Then, with pen in hand, as he was about to write the address, he started again to think. It was women--girls--who had brought him to his present pass, that was how he put it to himself. What Mabel Joyce said was perfectly true: he could not be alone with a girl without making love to her. It was a physical impossibility; he did not know why, but it was. The mischief was that his instinct had not warned him they were dangerous, hence his horrid situation. Indeed, it was hard that they should be dangerous; they were so pleasant to make love to. There were men who cared nothing for women, who went through life without making love--real love!--to a single one. How they managed he could not think. To him life under such conditions would not be worth living. He was a Sybarite. Life meant to him its good things; were there better things than women? He doubted it. He thought little of men; he had a very high opinion of women; he doubted if he had ever met one in whom there was not something to be desired.

Take Mabel Joyce. She was showing him a side of her character whose existence he had not suspected. Yet he understood her, quite believed her when she said that she was fighting for her life. No one could have been sweeter to him than she had been; then she was such a pretty little thing, from the tips of her little pink toes to the top of her fluffy little head. It could hardly be set down to her as a fault if she was sweet no longer. Let him be just! Then there was Gladys, a girl of quite a different type; but that was the charm about women, there were so many types. He was persuaded that they would have the best possible time together, if the fates could only manage to be kind. He would make her a model husband, he really would; he rather wondered what it would feel like to be a husband, but he did not doubt that it would be all right. A little cramped, perhaps; but he would study her, and her interests, in every possible way. She should never regret the father she had lost, who was precious little loss after all. He would be better to her than a father; he should rather think so! Then there was Mary Carmichael; but at the thought of Mary Carmichael his pulses began to dance--that any man should be ass enough to care nothing for women when there was Mary Carmichael! Also, let him not forget little Stella--why, what an idiot he was; she was waiting for him now! He glanced at his watch. Great Scott! how the time had flown! And that poor child was longingly waiting for him to put his arms about her and stifle her with kisses. That he should be brute enough to let her wait!

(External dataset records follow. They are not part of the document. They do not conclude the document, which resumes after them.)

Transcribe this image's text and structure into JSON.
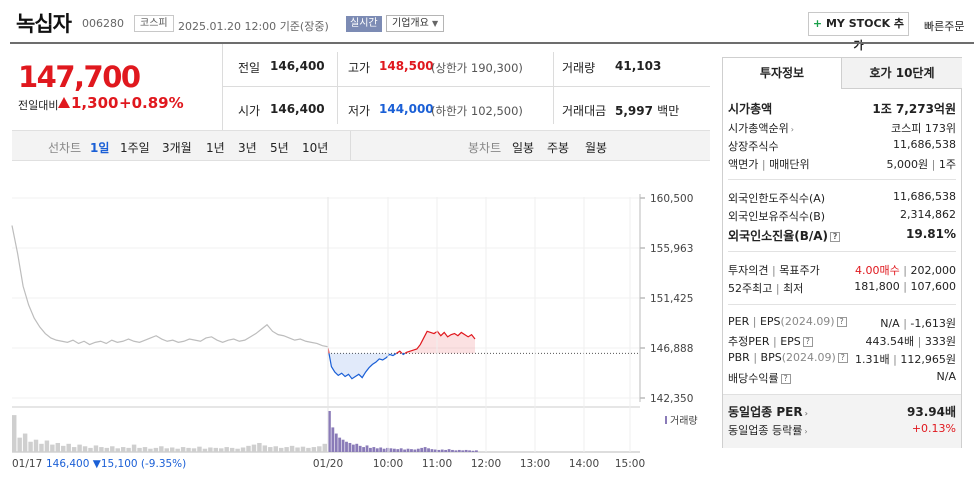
{
  "header": {
    "stock_name": "녹십자",
    "stock_code": "006280",
    "market": "코스피",
    "datetime": "2025.01.20 12:00",
    "basis": "기준(장중)",
    "realtime": "실시간",
    "company_overview": "기업개요",
    "my_stock_label": "MY STOCK 추가",
    "quick_order": "빠른주문"
  },
  "price": {
    "current": "147,700",
    "change_label": "전일대비",
    "change": "1,300",
    "change_pct": "+0.89%"
  },
  "quote": {
    "prev_close_label": "전일",
    "prev_close": "146,400",
    "high_label": "고가",
    "high": "148,500",
    "upper_limit": "(상한가 190,300)",
    "volume_label": "거래량",
    "volume": "41,103",
    "open_label": "시가",
    "open": "146,400",
    "low_label": "저가",
    "low": "144,000",
    "lower_limit": "(하한가 102,500)",
    "amount_label": "거래대금",
    "amount": "5,997",
    "amount_unit": "백만"
  },
  "periods": {
    "line_label": "선차트",
    "line_items": [
      "1일",
      "1주일",
      "3개월",
      "1년",
      "3년",
      "5년",
      "10년"
    ],
    "selected": "1일",
    "candle_label": "봉차트",
    "candle_items": [
      "일봉",
      "주봉",
      "월봉"
    ]
  },
  "chart_data": {
    "type": "line",
    "y_ticks": [
      "160,500",
      "155,963",
      "151,425",
      "146,888",
      "142,350"
    ],
    "ylim": [
      142350,
      160500
    ],
    "reference_price": 146400,
    "volume_legend": "거래량",
    "x_ticks": [
      "01/17",
      "01/20",
      "10:00",
      "11:00",
      "12:00",
      "13:00",
      "14:00",
      "15:00"
    ],
    "prev_day_summary": {
      "date": "01/17",
      "close": "146,400",
      "change": "▼15,100",
      "change_pct": "(-9.35%)"
    },
    "series": [
      {
        "session": "01/17",
        "values": [
          158000,
          155500,
          152500,
          150800,
          149600,
          148800,
          148200,
          147800,
          147600,
          147500,
          147400,
          147600,
          147300,
          147500,
          147200,
          147400,
          147500,
          147300,
          147600,
          147400,
          147500,
          147700,
          147500,
          147400,
          147600,
          147800,
          148000,
          147700,
          147500,
          147600,
          147400,
          147500,
          147700,
          147600,
          147500,
          147800,
          147900,
          147600,
          147400,
          147600,
          147700,
          147500,
          147600,
          147900,
          148200,
          148600,
          149000,
          148400,
          148100,
          148000,
          147800,
          147600,
          147700,
          147500,
          147400,
          147300,
          147100,
          147000
        ]
      },
      {
        "session": "01/20",
        "values": [
          146900,
          145200,
          144700,
          144400,
          144600,
          144300,
          144500,
          144100,
          144300,
          144500,
          144200,
          144700,
          145100,
          145400,
          145600,
          145900,
          145800,
          146000,
          146300,
          146200,
          146400,
          146600,
          146300,
          146500,
          146600,
          146700,
          146800,
          147200,
          147800,
          148400,
          148300,
          148200,
          148400,
          148000,
          148300,
          147900,
          148100,
          148200,
          148000,
          148300,
          148100,
          147900,
          148100,
          147700
        ]
      }
    ],
    "volume": {
      "01/17": [
        0.9,
        0.35,
        0.45,
        0.25,
        0.3,
        0.2,
        0.28,
        0.18,
        0.22,
        0.15,
        0.2,
        0.12,
        0.18,
        0.14,
        0.1,
        0.16,
        0.12,
        0.1,
        0.14,
        0.09,
        0.12,
        0.1,
        0.18,
        0.1,
        0.12,
        0.08,
        0.1,
        0.14,
        0.09,
        0.11,
        0.08,
        0.12,
        0.1,
        0.09,
        0.13,
        0.08,
        0.11,
        0.1,
        0.09,
        0.12,
        0.1,
        0.08,
        0.11,
        0.15,
        0.18,
        0.22,
        0.16,
        0.12,
        0.14,
        0.1,
        0.12,
        0.15,
        0.11,
        0.13,
        0.1,
        0.12,
        0.14,
        0.2
      ],
      "01/20": [
        1.0,
        0.6,
        0.45,
        0.35,
        0.3,
        0.25,
        0.22,
        0.18,
        0.2,
        0.15,
        0.12,
        0.16,
        0.1,
        0.12,
        0.09,
        0.11,
        0.08,
        0.1,
        0.09,
        0.08,
        0.07,
        0.09,
        0.06,
        0.08,
        0.07,
        0.06,
        0.08,
        0.1,
        0.12,
        0.09,
        0.07,
        0.06,
        0.05,
        0.06,
        0.05,
        0.07,
        0.05,
        0.04,
        0.05,
        0.04,
        0.05,
        0.04,
        0.03,
        0.04
      ]
    }
  },
  "panel": {
    "tab_invest": "투자정보",
    "tab_hoga": "호가 10단계",
    "market_cap_label": "시가총액",
    "market_cap": "1조 7,273억원",
    "market_cap_rank_label": "시가총액순위",
    "market_cap_rank": "코스피 173위",
    "shares_label": "상장주식수",
    "shares": "11,686,538",
    "par_label": "액면가",
    "unit_label": "매매단위",
    "par": "5,000원",
    "unit": "1주",
    "foreign_limit_label": "외국인한도주식수(A)",
    "foreign_limit": "11,686,538",
    "foreign_hold_label": "외국인보유주식수(B)",
    "foreign_hold": "2,314,862",
    "foreign_ratio_label": "외국인소진율(B/A)",
    "foreign_ratio": "19.81%",
    "opinion_label": "투자의견",
    "target_label": "목표주가",
    "opinion": "4.00매수",
    "target": "202,000",
    "week52_high_label": "52주최고",
    "week52_low_label": "최저",
    "week52_high": "181,800",
    "week52_low": "107,600",
    "per_label": "PER",
    "eps_label": "EPS",
    "eps_period": "(2024.09)",
    "per": "N/A",
    "eps": "-1,613원",
    "est_per_label": "추정PER",
    "est_eps_label": "EPS",
    "est_per": "443.54배",
    "est_eps": "333원",
    "pbr_label": "PBR",
    "bps_label": "BPS",
    "bps_period": "(2024.09)",
    "pbr": "1.31배",
    "bps": "112,965원",
    "dividend_label": "배당수익률",
    "dividend": "N/A",
    "industry_per_label": "동일업종 PER",
    "industry_per": "93.94배",
    "industry_chg_label": "동일업종 등락률",
    "industry_chg": "+0.13%",
    "qmark": "?"
  },
  "colors": {
    "up": "#e0181e",
    "down": "#1a5fd6",
    "prev_line": "#bdbdbd",
    "volume_today": "#8a7bb8"
  }
}
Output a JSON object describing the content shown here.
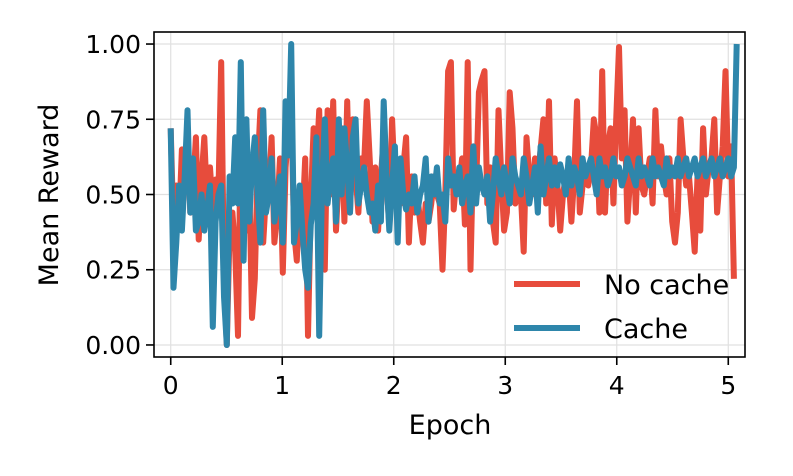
{
  "chart_data": {
    "type": "line",
    "xlabel": "Epoch",
    "ylabel": "Mean Reward",
    "xlim": [
      -0.15,
      5.15
    ],
    "ylim": [
      -0.04,
      1.04
    ],
    "x_ticks": [
      0,
      1,
      2,
      3,
      4,
      5
    ],
    "x_tick_labels": [
      "0",
      "1",
      "2",
      "3",
      "4",
      "5"
    ],
    "y_ticks": [
      0.0,
      0.25,
      0.5,
      0.75,
      1.0
    ],
    "y_tick_labels": [
      "0.00",
      "0.25",
      "0.50",
      "0.75",
      "1.00"
    ],
    "grid": true,
    "legend_position": "lower-right",
    "x_start": 0,
    "x_step": 0.0251256,
    "series": [
      {
        "name": "No cache",
        "color": "#e74c3c",
        "values": [
          0.72,
          0.38,
          0.53,
          0.41,
          0.65,
          0.56,
          0.69,
          0.44,
          0.52,
          0.69,
          0.35,
          0.55,
          0.69,
          0.47,
          0.59,
          0.45,
          0.55,
          0.5,
          0.94,
          0.22,
          0.0,
          0.38,
          0.44,
          0.31,
          0.03,
          0.72,
          0.53,
          0.38,
          0.56,
          0.09,
          0.22,
          0.59,
          0.78,
          0.34,
          0.5,
          0.5,
          0.69,
          0.34,
          0.44,
          0.62,
          0.24,
          0.59,
          0.72,
          0.81,
          0.38,
          0.28,
          0.5,
          0.41,
          0.62,
          0.03,
          0.47,
          0.72,
          0.59,
          0.78,
          0.38,
          0.25,
          0.78,
          0.5,
          0.81,
          0.38,
          0.56,
          0.72,
          0.41,
          0.81,
          0.44,
          0.75,
          0.56,
          0.44,
          0.62,
          0.59,
          0.81,
          0.62,
          0.41,
          0.59,
          0.38,
          0.56,
          0.69,
          0.53,
          0.4,
          0.75,
          0.53,
          0.56,
          0.47,
          0.59,
          0.69,
          0.34,
          0.56,
          0.44,
          0.5,
          0.41,
          0.34,
          0.47,
          0.41,
          0.47,
          0.56,
          0.5,
          0.47,
          0.25,
          0.5,
          0.91,
          0.94,
          0.45,
          0.56,
          0.53,
          0.62,
          0.4,
          0.94,
          0.25,
          0.66,
          0.52,
          0.84,
          0.88,
          0.91,
          0.47,
          0.59,
          0.41,
          0.34,
          0.78,
          0.56,
          0.38,
          0.44,
          0.84,
          0.72,
          0.47,
          0.5,
          0.5,
          0.31,
          0.69,
          0.56,
          0.5,
          0.62,
          0.56,
          0.65,
          0.75,
          0.47,
          0.81,
          0.4,
          0.62,
          0.53,
          0.38,
          0.5,
          0.56,
          0.56,
          0.41,
          0.56,
          0.81,
          0.44,
          0.53,
          0.59,
          0.53,
          0.59,
          0.75,
          0.69,
          0.44,
          0.91,
          0.44,
          0.66,
          0.72,
          0.47,
          0.75,
          0.99,
          0.62,
          0.78,
          0.41,
          0.56,
          0.75,
          0.44,
          0.72,
          0.53,
          0.5,
          0.56,
          0.62,
          0.47,
          0.78,
          0.56,
          0.66,
          0.56,
          0.5,
          0.62,
          0.41,
          0.34,
          0.44,
          0.75,
          0.62,
          0.53,
          0.56,
          0.44,
          0.31,
          0.56,
          0.38,
          0.72,
          0.5,
          0.59,
          0.62,
          0.75,
          0.44,
          0.56,
          0.66,
          0.91,
          0.56,
          0.66,
          0.22
        ]
      },
      {
        "name": "Cache",
        "color": "#2e86ab",
        "values": [
          0.72,
          0.19,
          0.34,
          0.53,
          0.38,
          0.56,
          0.78,
          0.44,
          0.62,
          0.38,
          0.41,
          0.5,
          0.38,
          0.45,
          0.53,
          0.06,
          0.41,
          0.5,
          0.53,
          0.16,
          0.0,
          0.56,
          0.47,
          0.69,
          0.47,
          0.94,
          0.28,
          0.75,
          0.41,
          0.59,
          0.69,
          0.5,
          0.34,
          0.78,
          0.44,
          0.5,
          0.62,
          0.41,
          0.47,
          0.56,
          0.34,
          0.81,
          0.63,
          1.0,
          0.34,
          0.41,
          0.53,
          0.38,
          0.25,
          0.19,
          0.4,
          0.47,
          0.69,
          0.03,
          0.53,
          0.75,
          0.47,
          0.56,
          0.62,
          0.41,
          0.75,
          0.5,
          0.72,
          0.59,
          0.44,
          0.69,
          0.75,
          0.47,
          0.53,
          0.59,
          0.5,
          0.44,
          0.47,
          0.38,
          0.53,
          0.41,
          0.81,
          0.56,
          0.38,
          0.53,
          0.66,
          0.34,
          0.62,
          0.5,
          0.45,
          0.5,
          0.47,
          0.56,
          0.44,
          0.5,
          0.53,
          0.62,
          0.41,
          0.56,
          0.5,
          0.59,
          0.47,
          0.5,
          0.41,
          0.62,
          0.53,
          0.56,
          0.5,
          0.59,
          0.47,
          0.53,
          0.56,
          0.44,
          0.66,
          0.47,
          0.59,
          0.53,
          0.5,
          0.56,
          0.41,
          0.5,
          0.62,
          0.56,
          0.5,
          0.59,
          0.53,
          0.47,
          0.62,
          0.56,
          0.53,
          0.5,
          0.62,
          0.56,
          0.47,
          0.53,
          0.59,
          0.44,
          0.66,
          0.5,
          0.56,
          0.62,
          0.53,
          0.59,
          0.53,
          0.6,
          0.56,
          0.5,
          0.62,
          0.53,
          0.59,
          0.56,
          0.5,
          0.62,
          0.56,
          0.59,
          0.62,
          0.56,
          0.5,
          0.62,
          0.56,
          0.59,
          0.53,
          0.56,
          0.62,
          0.56,
          0.59,
          0.53,
          0.56,
          0.62,
          0.59,
          0.56,
          0.53,
          0.62,
          0.56,
          0.59,
          0.56,
          0.53,
          0.62,
          0.56,
          0.59,
          0.56,
          0.53,
          0.62,
          0.56,
          0.59,
          0.56,
          0.62,
          0.56,
          0.59,
          0.62,
          0.56,
          0.59,
          0.62,
          0.56,
          0.59,
          0.62,
          0.56,
          0.59,
          0.62,
          0.56,
          0.59,
          0.62,
          0.56,
          0.59,
          0.62,
          0.56,
          0.59,
          1.0
        ]
      }
    ]
  }
}
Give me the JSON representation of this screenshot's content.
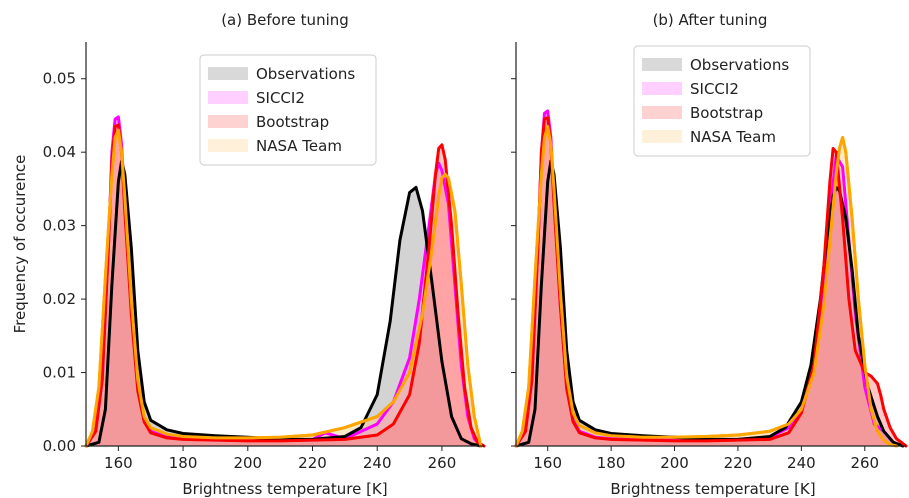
{
  "figure": {
    "ylabel": "Frequency of occurence"
  },
  "colors": {
    "observations": "#000000",
    "sicci2": "#ff00ff",
    "bootstrap": "#ff0000",
    "nasa_team": "#ffa500"
  },
  "chart_data": [
    {
      "type": "line",
      "title": "(a)  Before tuning",
      "xlabel": "Brightness temperature [K]",
      "ylabel": "Frequency of occurence",
      "xlim": [
        150,
        273
      ],
      "ylim": [
        0,
        0.055
      ],
      "xticks": [
        160,
        180,
        200,
        220,
        240,
        260
      ],
      "yticks": [
        0.0,
        0.01,
        0.02,
        0.03,
        0.04,
        0.05
      ],
      "yticklabels": [
        "0.00",
        "0.01",
        "0.02",
        "0.03",
        "0.04",
        "0.05"
      ],
      "legend_position": "top-center",
      "series": [
        {
          "name": "Observations",
          "color": "#000000",
          "x": [
            150,
            154,
            156,
            158,
            160,
            161,
            162,
            164,
            166,
            168,
            170,
            175,
            180,
            190,
            200,
            210,
            220,
            230,
            235,
            240,
            244,
            247,
            250,
            252,
            254,
            257,
            260,
            263,
            266,
            269,
            272
          ],
          "y": [
            0,
            0.0005,
            0.005,
            0.022,
            0.036,
            0.0388,
            0.037,
            0.027,
            0.013,
            0.006,
            0.0035,
            0.0022,
            0.0017,
            0.0014,
            0.0012,
            0.0009,
            0.0009,
            0.0013,
            0.0025,
            0.007,
            0.017,
            0.028,
            0.0345,
            0.0352,
            0.032,
            0.022,
            0.0115,
            0.004,
            0.001,
            0.0003,
            0
          ]
        },
        {
          "name": "SICCI2",
          "color": "#ff00ff",
          "x": [
            150,
            153,
            155,
            157,
            158,
            159,
            160,
            161,
            162,
            164,
            166,
            168,
            170,
            175,
            180,
            190,
            200,
            210,
            220,
            224,
            230,
            240,
            245,
            250,
            253,
            256,
            258,
            259,
            260,
            262,
            264,
            266,
            268,
            270,
            272
          ],
          "y": [
            0,
            0.002,
            0.009,
            0.028,
            0.04,
            0.0445,
            0.0448,
            0.041,
            0.033,
            0.019,
            0.008,
            0.0035,
            0.002,
            0.0012,
            0.001,
            0.0009,
            0.0008,
            0.0008,
            0.0009,
            0.0018,
            0.001,
            0.003,
            0.006,
            0.012,
            0.02,
            0.03,
            0.037,
            0.0385,
            0.0375,
            0.033,
            0.022,
            0.011,
            0.004,
            0.001,
            0
          ]
        },
        {
          "name": "Bootstrap",
          "color": "#ff0000",
          "x": [
            150,
            153,
            155,
            157,
            158,
            159,
            160,
            161,
            162,
            164,
            166,
            168,
            170,
            175,
            180,
            190,
            200,
            210,
            220,
            230,
            240,
            245,
            250,
            253,
            256,
            258,
            259,
            260,
            261,
            263,
            265,
            267,
            269,
            271,
            273
          ],
          "y": [
            0,
            0.002,
            0.009,
            0.028,
            0.039,
            0.0435,
            0.0437,
            0.04,
            0.032,
            0.018,
            0.0075,
            0.0033,
            0.0018,
            0.0011,
            0.0009,
            0.0008,
            0.0007,
            0.0007,
            0.0008,
            0.0009,
            0.0015,
            0.003,
            0.007,
            0.014,
            0.027,
            0.037,
            0.0405,
            0.041,
            0.039,
            0.03,
            0.018,
            0.008,
            0.0025,
            0.0005,
            0
          ]
        },
        {
          "name": "NASA Team",
          "color": "#ffa500",
          "x": [
            150,
            152,
            154,
            156,
            158,
            159,
            160,
            161,
            162,
            164,
            166,
            168,
            170,
            175,
            180,
            190,
            200,
            210,
            220,
            230,
            240,
            245,
            250,
            254,
            257,
            259,
            260,
            261,
            262,
            264,
            266,
            268,
            270,
            272
          ],
          "y": [
            0,
            0.002,
            0.008,
            0.023,
            0.037,
            0.042,
            0.043,
            0.04,
            0.034,
            0.02,
            0.009,
            0.004,
            0.0025,
            0.0016,
            0.0013,
            0.0011,
            0.0011,
            0.0012,
            0.0015,
            0.0025,
            0.004,
            0.006,
            0.01,
            0.018,
            0.027,
            0.034,
            0.0365,
            0.037,
            0.0365,
            0.032,
            0.022,
            0.011,
            0.004,
            0
          ]
        }
      ]
    },
    {
      "type": "line",
      "title": "(b) After tuning",
      "xlabel": "Brightness temperature [K]",
      "xlim": [
        150,
        273
      ],
      "ylim": [
        0,
        0.055
      ],
      "xticks": [
        160,
        180,
        200,
        220,
        240,
        260
      ],
      "legend_position": "top-left",
      "series": [
        {
          "name": "Observations",
          "color": "#000000",
          "x": [
            150,
            154,
            156,
            158,
            160,
            161,
            162,
            164,
            166,
            168,
            170,
            175,
            180,
            190,
            200,
            210,
            220,
            230,
            235,
            240,
            243,
            246,
            248,
            250,
            251,
            252,
            254,
            256,
            258,
            261,
            264,
            266,
            269,
            272
          ],
          "y": [
            0,
            0.0005,
            0.005,
            0.022,
            0.036,
            0.0388,
            0.037,
            0.027,
            0.013,
            0.006,
            0.0035,
            0.0022,
            0.0017,
            0.0014,
            0.0012,
            0.0009,
            0.0009,
            0.0013,
            0.0025,
            0.006,
            0.011,
            0.02,
            0.028,
            0.034,
            0.0352,
            0.0348,
            0.031,
            0.024,
            0.015,
            0.008,
            0.004,
            0.002,
            0.0005,
            0
          ]
        },
        {
          "name": "SICCI2",
          "color": "#ff00ff",
          "x": [
            150,
            153,
            155,
            157,
            158,
            159,
            160,
            161,
            162,
            164,
            166,
            168,
            170,
            175,
            180,
            190,
            200,
            210,
            220,
            230,
            236,
            240,
            244,
            247,
            249,
            251,
            253,
            255,
            257,
            260,
            263,
            266,
            269,
            272
          ],
          "y": [
            0,
            0.002,
            0.009,
            0.028,
            0.04,
            0.0453,
            0.0456,
            0.042,
            0.034,
            0.019,
            0.008,
            0.0035,
            0.002,
            0.0012,
            0.001,
            0.0009,
            0.0008,
            0.0008,
            0.0009,
            0.0012,
            0.0025,
            0.005,
            0.011,
            0.022,
            0.032,
            0.0395,
            0.038,
            0.028,
            0.018,
            0.008,
            0.003,
            0.002,
            0.0005,
            0
          ]
        },
        {
          "name": "Bootstrap",
          "color": "#ff0000",
          "x": [
            150,
            153,
            155,
            157,
            158,
            159,
            160,
            161,
            162,
            164,
            166,
            168,
            170,
            175,
            180,
            190,
            200,
            210,
            220,
            230,
            236,
            240,
            244,
            247,
            249,
            250,
            251,
            253,
            255,
            257,
            260,
            262,
            264,
            265,
            266,
            268,
            270,
            273
          ],
          "y": [
            0,
            0.002,
            0.009,
            0.028,
            0.04,
            0.0445,
            0.0447,
            0.041,
            0.033,
            0.019,
            0.0078,
            0.0033,
            0.0018,
            0.0011,
            0.0009,
            0.0008,
            0.0007,
            0.0007,
            0.0008,
            0.0009,
            0.0018,
            0.0045,
            0.011,
            0.024,
            0.036,
            0.0405,
            0.04,
            0.031,
            0.02,
            0.013,
            0.01,
            0.0095,
            0.0085,
            0.007,
            0.005,
            0.0025,
            0.001,
            0
          ]
        },
        {
          "name": "NASA Team",
          "color": "#ffa500",
          "x": [
            150,
            152,
            154,
            156,
            158,
            159,
            160,
            161,
            162,
            164,
            166,
            168,
            170,
            175,
            180,
            190,
            200,
            210,
            220,
            230,
            236,
            240,
            244,
            247,
            249,
            251,
            252,
            253,
            254,
            256,
            258,
            260,
            262,
            264,
            266,
            268,
            270
          ],
          "y": [
            0,
            0.002,
            0.008,
            0.023,
            0.037,
            0.042,
            0.0435,
            0.041,
            0.035,
            0.021,
            0.0095,
            0.0045,
            0.0028,
            0.0018,
            0.0014,
            0.0012,
            0.0012,
            0.0013,
            0.0015,
            0.002,
            0.003,
            0.005,
            0.01,
            0.019,
            0.028,
            0.037,
            0.0405,
            0.042,
            0.04,
            0.031,
            0.02,
            0.011,
            0.005,
            0.002,
            0.0008,
            0.0002,
            0
          ]
        }
      ]
    }
  ]
}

He addressed the envelope, rang the bell, bade the lad who answered take it at once to Russell Square, took his hat off its peg, and, after a few hurried words to Andrews as he went out, started off for Kensington.

CHAPTER XVIII

[THE PERFECT LOVER]

Stella, opening the door for him herself, was at him like a small wild thing.

"I thought you were never coming!"

"Why, it's not yet half-past five."

"Half-past five! when I expected papa to bring you with him, and he said you'd be here by five! Come in here; I'll talk to you!"

She took from him his hat and stick and gloves, and placed them on a table in the hall; then she led him by the sleeve of his coat into a room on the left, and shut the door, and drew a long breath.